Example 14 When the separation is carried out as in Example 1 with crude 1 -Cyclohexyl-4-amino-5-chloro-pyridazon- (6) (75 * 4-amino-5-chloro compound; 19 % 4-chloro-5-amino compound) one receives 63.5 parts of 1-cyclohexyl-4-amino-5-chloropyridazon- (6) from m.p. 219 to 2210C (98 percent). Concentration of the filtrate gives 15 Parts of 1-cyclohexyl-4-chloro-5-aminopyridazon- (6) of melting point 96 to 980 ° C. (recrystallized from cyclohexane).

Example 15 When the separation is carried out as in Example 1 with crude 1 - (m-Trifluoromethyl-phenyl) -4-amino-5-bromo-pyridazone- (6) (79% 4-amino-5-bromo compound; 9% 4-bromo-5-amino compound) one receives 73.2 parts of 1- (m-trifluoromethyl-phenyl) -4-amino-5-bromopyridazon- (6) of m.p. 174 to 1760C (99 percent).

By concentrating the filtrate, 7 parts of 1- (m-2rifluoromethyl-phenyl) -4-bromo-5-aminopyridazon- (6) are obtained of melting point 146 to 1470 ° C. (recrystallized from ethanol).

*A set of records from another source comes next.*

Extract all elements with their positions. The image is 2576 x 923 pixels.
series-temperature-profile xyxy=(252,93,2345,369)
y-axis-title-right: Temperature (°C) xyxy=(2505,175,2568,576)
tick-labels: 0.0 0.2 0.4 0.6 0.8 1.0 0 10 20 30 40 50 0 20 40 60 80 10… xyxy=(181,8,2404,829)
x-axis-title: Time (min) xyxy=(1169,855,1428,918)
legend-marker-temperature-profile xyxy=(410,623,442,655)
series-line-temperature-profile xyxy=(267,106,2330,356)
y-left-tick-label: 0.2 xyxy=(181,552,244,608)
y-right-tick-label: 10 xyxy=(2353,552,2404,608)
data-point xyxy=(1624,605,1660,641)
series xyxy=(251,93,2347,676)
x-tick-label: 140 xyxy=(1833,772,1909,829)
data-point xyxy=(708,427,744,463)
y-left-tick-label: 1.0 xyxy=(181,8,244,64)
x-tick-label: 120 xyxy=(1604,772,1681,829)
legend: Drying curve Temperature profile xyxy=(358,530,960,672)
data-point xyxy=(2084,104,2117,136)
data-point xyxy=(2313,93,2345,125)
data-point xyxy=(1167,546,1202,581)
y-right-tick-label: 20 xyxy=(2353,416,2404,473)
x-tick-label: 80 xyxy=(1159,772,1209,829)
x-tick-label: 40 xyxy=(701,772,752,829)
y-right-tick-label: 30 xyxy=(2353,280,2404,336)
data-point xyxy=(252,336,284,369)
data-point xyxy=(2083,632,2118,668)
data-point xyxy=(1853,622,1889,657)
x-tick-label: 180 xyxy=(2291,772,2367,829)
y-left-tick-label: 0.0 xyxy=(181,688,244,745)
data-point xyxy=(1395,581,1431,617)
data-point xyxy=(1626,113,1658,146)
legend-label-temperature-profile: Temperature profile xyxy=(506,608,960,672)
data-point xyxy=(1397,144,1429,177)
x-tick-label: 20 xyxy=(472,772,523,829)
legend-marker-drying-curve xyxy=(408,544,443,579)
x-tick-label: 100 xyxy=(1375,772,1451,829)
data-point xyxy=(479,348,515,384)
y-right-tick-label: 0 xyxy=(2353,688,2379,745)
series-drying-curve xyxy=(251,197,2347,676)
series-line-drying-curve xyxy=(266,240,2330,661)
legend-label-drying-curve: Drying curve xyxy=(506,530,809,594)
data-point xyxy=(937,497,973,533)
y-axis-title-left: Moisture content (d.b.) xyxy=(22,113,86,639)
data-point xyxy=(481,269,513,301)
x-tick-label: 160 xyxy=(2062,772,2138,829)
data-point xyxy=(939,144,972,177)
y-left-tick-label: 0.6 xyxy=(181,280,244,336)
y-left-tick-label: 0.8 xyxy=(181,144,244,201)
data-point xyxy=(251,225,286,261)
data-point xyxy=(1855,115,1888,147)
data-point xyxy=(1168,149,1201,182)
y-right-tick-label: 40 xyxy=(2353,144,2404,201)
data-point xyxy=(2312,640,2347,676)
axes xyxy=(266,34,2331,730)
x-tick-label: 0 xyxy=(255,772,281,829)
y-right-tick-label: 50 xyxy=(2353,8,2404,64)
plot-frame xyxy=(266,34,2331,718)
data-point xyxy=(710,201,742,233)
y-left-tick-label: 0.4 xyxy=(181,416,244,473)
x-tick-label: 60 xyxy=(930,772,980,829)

Example 16 When carrying out the separation as in Example 1 with crude 1- (p-Methylphenyl) -4-methylamino-5-chloro-pyridazon- (6) (88 to 90% 4-methylamino-5-chloro compound; 10 to 12% 4-chloro-5-methylamino compound) gives 79.2 parts of 1- (p-methylphenyl) -4-methylamino-5-chloro-pyridazon- (6) from m.p. 208 to 21,000 (99 percent). Concentration of the filtrate gives 8.5 Parts 1 - (p-methylphenyl) -4-chloro-5-methylamino-pyridazon- (6) from m.p. 175 to 17600 (recrystallized from ethanol).

Claims (2)

Claims (; Process for the preparation of pure 4-amino-5-halopyridazones- (6) of the general formula where R1 denotes an aliphatic, cycloaliphatic, araliphatic or aromatic radical, R2 denotes a hydrogen atom or an aliphatic radical and X denotes a halogen atom, by separation from its isomeric 5-amino-4-halo-pyridazonen- (6) of the general formula wherein R1, R2 and X have the aforementioned meaning, from mixtures of the two substances with the aid of extraction with solvents, characterized in that the 5-amino-4-halo-pyridazone- (6) II is obtained by extraction with aliphatic halogenated hydrocarbons, alkanols and / or separates ether. 2. The method according to claim 1, characterized in that according to the extraction of the 4-amino-5-halogen-pyridasone- (6) II from the extract in known Way.